The world has moved closer towards a deadly military catastrophe in the last week. It’s an utterly chilling prospect.

After the Syrian dictatorship’s latest atrocity last week, US president Donald Trump fired 59 cruise missiles onto an airbase.

The assault hasn’t been followed up, but the Trump administration is clear that it wasn’t just a one-off shot across the bow.

US ambassador to the United Nations (UN) Nikki Haley reiterated that “regime change in Syria is something that we think is going to happen”.

The Syrian regime’s patrons Russia and Iran promised to bolster its military capabilities and “respond to any aggression”.

And tensions aren’t only rising in the Middle East.


After the missile strike, Trump dispatched a naval task force—including supercarrier USS Carl Vinson—to the Korean peninsula.

This was a warning signal to China, the US’s main rival in the South China Sea and the world.

While Trump is more unpredictable than previous US presidents, he isn’t just some “mad man” on the loose. Just like his predecessor Barack Obama, Trump’s aim is to maintain US imperialist influence in the world.

His deadly war games flow from the logic of imperialism.

Imperialism is a global system. It’s not just about who’s the biggest bully on the block at any particular time.

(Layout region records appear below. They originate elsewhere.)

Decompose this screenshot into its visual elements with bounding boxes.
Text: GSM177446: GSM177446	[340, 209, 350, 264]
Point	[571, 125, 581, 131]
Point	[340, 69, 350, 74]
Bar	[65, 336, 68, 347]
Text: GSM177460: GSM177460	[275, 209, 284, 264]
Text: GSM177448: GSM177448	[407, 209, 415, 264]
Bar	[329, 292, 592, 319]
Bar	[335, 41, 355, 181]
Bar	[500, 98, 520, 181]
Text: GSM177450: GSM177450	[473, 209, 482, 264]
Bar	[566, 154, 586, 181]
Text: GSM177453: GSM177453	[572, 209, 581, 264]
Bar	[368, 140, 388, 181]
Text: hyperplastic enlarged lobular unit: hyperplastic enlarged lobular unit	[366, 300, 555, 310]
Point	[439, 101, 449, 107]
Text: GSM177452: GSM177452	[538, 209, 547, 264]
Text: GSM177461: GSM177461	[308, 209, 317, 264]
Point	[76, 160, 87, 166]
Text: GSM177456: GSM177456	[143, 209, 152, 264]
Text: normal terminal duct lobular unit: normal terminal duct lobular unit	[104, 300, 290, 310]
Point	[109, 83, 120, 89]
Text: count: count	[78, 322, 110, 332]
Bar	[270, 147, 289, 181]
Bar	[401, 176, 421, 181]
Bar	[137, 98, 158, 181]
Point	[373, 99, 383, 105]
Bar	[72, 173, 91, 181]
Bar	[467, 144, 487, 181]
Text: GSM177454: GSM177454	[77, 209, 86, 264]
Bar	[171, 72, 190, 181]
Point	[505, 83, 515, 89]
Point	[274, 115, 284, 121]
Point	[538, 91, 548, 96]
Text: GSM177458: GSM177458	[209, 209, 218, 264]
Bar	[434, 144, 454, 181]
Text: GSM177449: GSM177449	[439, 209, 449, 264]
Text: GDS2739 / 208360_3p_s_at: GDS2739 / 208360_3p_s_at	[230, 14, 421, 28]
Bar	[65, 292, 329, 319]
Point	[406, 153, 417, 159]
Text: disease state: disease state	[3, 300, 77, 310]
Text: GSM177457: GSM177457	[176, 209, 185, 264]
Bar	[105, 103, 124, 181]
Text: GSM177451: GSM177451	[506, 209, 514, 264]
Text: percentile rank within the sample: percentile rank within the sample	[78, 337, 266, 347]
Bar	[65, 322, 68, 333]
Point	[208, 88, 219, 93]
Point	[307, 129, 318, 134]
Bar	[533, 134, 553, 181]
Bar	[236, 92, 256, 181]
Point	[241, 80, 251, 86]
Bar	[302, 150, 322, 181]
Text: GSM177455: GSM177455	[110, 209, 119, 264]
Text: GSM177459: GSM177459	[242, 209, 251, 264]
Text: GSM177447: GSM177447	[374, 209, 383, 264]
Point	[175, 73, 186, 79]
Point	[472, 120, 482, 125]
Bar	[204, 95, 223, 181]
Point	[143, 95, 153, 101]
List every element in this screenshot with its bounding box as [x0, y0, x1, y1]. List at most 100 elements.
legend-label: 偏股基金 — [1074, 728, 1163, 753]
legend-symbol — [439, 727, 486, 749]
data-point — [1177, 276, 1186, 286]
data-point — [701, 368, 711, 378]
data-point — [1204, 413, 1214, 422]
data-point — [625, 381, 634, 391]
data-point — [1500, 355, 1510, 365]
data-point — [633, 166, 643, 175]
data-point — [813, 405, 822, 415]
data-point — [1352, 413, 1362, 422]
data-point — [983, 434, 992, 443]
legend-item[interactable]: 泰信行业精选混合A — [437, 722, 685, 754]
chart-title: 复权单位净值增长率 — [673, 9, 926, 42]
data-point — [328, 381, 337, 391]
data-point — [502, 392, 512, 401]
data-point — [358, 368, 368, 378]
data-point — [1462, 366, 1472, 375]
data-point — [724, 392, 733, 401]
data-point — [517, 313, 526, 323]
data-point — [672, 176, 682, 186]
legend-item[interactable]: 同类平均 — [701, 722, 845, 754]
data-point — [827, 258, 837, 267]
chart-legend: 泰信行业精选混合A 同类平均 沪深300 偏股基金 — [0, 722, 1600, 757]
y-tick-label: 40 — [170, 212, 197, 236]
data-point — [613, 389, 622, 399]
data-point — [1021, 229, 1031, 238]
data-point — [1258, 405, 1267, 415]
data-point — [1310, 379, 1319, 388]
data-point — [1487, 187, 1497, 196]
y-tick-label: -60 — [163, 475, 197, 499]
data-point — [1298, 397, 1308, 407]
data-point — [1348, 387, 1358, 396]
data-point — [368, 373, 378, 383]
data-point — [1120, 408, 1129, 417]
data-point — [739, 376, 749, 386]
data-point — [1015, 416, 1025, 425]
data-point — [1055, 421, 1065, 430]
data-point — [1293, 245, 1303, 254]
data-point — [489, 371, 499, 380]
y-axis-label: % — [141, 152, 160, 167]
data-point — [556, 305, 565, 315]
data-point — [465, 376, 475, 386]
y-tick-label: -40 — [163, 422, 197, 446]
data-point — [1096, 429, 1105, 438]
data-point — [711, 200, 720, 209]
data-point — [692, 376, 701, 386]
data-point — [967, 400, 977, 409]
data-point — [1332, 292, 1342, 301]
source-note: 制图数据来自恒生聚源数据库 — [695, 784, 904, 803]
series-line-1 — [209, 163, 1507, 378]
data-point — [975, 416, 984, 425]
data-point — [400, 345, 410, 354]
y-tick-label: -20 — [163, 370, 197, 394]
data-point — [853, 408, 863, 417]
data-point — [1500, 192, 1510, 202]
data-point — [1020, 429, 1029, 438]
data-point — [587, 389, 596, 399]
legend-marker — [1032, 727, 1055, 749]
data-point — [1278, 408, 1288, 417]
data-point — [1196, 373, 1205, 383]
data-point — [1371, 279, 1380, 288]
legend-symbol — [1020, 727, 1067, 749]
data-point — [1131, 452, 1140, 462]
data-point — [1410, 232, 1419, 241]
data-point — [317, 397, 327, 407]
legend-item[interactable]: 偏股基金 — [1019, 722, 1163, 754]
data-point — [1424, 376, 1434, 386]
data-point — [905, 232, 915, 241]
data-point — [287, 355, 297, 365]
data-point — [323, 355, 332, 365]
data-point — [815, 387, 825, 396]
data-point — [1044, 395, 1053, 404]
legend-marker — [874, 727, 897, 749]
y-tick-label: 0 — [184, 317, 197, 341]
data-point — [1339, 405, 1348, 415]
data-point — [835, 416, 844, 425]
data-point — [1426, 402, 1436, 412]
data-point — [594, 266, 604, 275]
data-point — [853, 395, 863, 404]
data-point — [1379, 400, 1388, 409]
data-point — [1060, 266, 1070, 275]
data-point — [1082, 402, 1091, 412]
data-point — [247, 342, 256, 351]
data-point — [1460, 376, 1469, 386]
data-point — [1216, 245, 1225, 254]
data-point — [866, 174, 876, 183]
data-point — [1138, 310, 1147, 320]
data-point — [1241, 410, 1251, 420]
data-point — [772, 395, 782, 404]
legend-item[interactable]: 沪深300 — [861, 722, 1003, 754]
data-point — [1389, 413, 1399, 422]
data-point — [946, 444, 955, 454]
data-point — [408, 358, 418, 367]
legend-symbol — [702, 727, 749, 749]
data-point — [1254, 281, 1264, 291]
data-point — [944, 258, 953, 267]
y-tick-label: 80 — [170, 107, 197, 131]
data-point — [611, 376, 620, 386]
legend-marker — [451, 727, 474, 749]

Competition between rival firms is at the heart of capitalism. As capitalism developed, this also took on the form of competition between rival capitalist states—and that rivalry spills over into war.

At the end of the Cold War the US was the world’s sole superpower. But it began to face increasing economic competition from states like China.


The US tried to overcome this economic weakness with brute military force. It hoped that a swift victory in Iraq in 2003 would assert its dominance over a key choke point in the world economy.

The opposite happened—and encouraged the US’s rivals to assert themselves more.

Obama tried to deal with defeat and decline by patching together regional alliances, such as the ones fighting in Iraq and Syria.

Now the Trump administration wants to go back to those “go it alone” policies.

As Republican senator Tom Cotton proclaimed, “With our credibility restored, the United States can get back on offense around the world.”

Such bellicose declarations won’t overcome US decline, they make dangerous confrontations more likely.

These rising tensions show how those at the top of society are willing to risk millions of lives for the sake of their system.

We can have a world without this danger—but that means getting rid of the capitalist system that breeds it.